Es sind diese kleinen, versteckten Hinweise, bloß Puzzleteile, die die Lektüre des neuen Bandes für eingefleischte King-Fans besonders aufregend machen. Überall scheint es neue Querverbindungen zu geben. Das Entschlüsseln der vielen Referenzen wird zu einem großen Spaß, auch weil viele der Motive, Orte und Personen so eindrücklich sind und in Erinnerung bleiben - nicht nur denen, die sich, wie ich, erst seit einiger Zeit durch Kings Lebenswerk graben. Es war eine meiner besseren Ideen, ausgerechnet King im letzten Sommer aus dem Bibliotheksregal gezogen zu haben.

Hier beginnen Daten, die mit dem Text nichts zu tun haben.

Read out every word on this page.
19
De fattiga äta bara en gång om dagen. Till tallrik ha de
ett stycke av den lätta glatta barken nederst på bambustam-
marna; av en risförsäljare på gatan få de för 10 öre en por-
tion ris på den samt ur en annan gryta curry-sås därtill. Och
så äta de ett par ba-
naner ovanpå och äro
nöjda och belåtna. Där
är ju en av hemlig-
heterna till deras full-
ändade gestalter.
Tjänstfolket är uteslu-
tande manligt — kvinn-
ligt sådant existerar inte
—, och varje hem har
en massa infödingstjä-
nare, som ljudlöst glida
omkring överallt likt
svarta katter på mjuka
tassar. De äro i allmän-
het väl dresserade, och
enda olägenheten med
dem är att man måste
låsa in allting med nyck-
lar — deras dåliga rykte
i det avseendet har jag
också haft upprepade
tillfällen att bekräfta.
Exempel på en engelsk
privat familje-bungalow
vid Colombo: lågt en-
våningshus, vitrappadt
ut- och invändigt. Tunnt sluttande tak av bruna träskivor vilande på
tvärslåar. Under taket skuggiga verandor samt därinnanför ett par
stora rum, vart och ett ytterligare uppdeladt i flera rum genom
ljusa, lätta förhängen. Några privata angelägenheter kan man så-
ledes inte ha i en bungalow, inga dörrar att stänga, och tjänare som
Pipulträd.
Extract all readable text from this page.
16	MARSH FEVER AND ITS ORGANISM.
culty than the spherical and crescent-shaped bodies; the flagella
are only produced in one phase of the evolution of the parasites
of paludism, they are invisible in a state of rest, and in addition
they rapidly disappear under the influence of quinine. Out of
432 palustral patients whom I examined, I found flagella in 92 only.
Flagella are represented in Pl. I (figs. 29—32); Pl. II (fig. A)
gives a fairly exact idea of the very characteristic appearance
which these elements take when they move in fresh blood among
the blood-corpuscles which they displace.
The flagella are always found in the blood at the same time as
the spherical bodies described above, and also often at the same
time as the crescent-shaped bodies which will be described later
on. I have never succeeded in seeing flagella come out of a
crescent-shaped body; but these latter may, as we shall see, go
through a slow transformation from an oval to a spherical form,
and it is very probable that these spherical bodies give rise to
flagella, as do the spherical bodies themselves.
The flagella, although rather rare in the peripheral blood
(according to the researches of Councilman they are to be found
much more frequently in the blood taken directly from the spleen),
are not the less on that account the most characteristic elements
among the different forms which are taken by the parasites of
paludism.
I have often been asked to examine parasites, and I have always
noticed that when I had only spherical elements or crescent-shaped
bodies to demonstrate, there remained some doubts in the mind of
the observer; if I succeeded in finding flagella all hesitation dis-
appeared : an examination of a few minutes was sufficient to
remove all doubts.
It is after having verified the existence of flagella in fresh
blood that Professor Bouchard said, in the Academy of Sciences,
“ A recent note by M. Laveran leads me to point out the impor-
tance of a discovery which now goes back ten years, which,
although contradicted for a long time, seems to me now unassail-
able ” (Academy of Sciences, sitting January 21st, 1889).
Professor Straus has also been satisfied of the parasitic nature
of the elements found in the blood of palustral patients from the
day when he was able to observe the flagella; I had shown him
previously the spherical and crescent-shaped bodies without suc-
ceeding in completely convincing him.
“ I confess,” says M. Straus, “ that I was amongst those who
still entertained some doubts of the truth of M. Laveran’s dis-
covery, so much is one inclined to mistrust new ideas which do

Ob sich mein Blick auf ihn verändert hat, jetzt, da ich innerhalb kürzester Zeit mehr als vierzig Romane und etliche Storys verschlungen habe? Nun, ich habe gelernt, dass es verschiedene Kings zu verschiedenen Zeiten gab und immer noch gibt. Nicht alles ist Horror, manches ist Krimi, einiges Fantasy oder sogar Science-Fiction. Doch alles spielt immer mitten unter uns. Zweitens: Es gibt einen gewaltigen Unterschied zwischen Stephen King und seinem düsteren Alter Ego Richard Bachmann, unter dessen Namen King einige sehr erfolgreiche Romane veröffentlicht hat und der früh sterben musste. Ein Typ wie Bachmann lebt einfach kein langes Leben. Und zu guter Letzt: Kein King-Buch ist eine Verschwendung, denn auch wenn einige Werke es niemals mit der Genialität jüngerer Bücher "Fairy Tale" (2022) oder "Später" (2021) aufnehmen können, erleben wir zu jeder Zeit einen Meister seines Könnens, manchmal betrunken, manchmal offensichtlich auf Drogen (King war jahrelang alkohol- und kokainabhängig). Selbst nachdem man sich durch viele Seiten Chaos gewühlt hat (man denke nur an die "Tommyknockers" von 1988), bleibt die Freude riesig, wenn das nächste Paket mit neuem Stoff vor der Tür steht.
Ich möchte mir kaum ausmalen, welche Größe das Loch haben wird, in das ich falle, sobald ich mein Langzeitprojekt abschließe. Um es mit Stephen Kings eigenen Worten zu sagen: "Nicht nur Trauer hinterlässt Spuren, auch Terror tut das. Besonders übernatürlicher."
Stephen King: "Ihr wollt es dunkler". Aus dem Englischen übersetzt von Wulf Bergner, Jürgen Bürger, Karl-Heinz Ebnet, Gisbert Haefs, Marcus Ingendaay, Bernhard Kleinschmidt, Kristof Kurz, Gunnar Kwisinski, Friedrich Sommersberg und Sven-Eric Wehmeyer. Heyne, 736 Seiten, 28 Euro.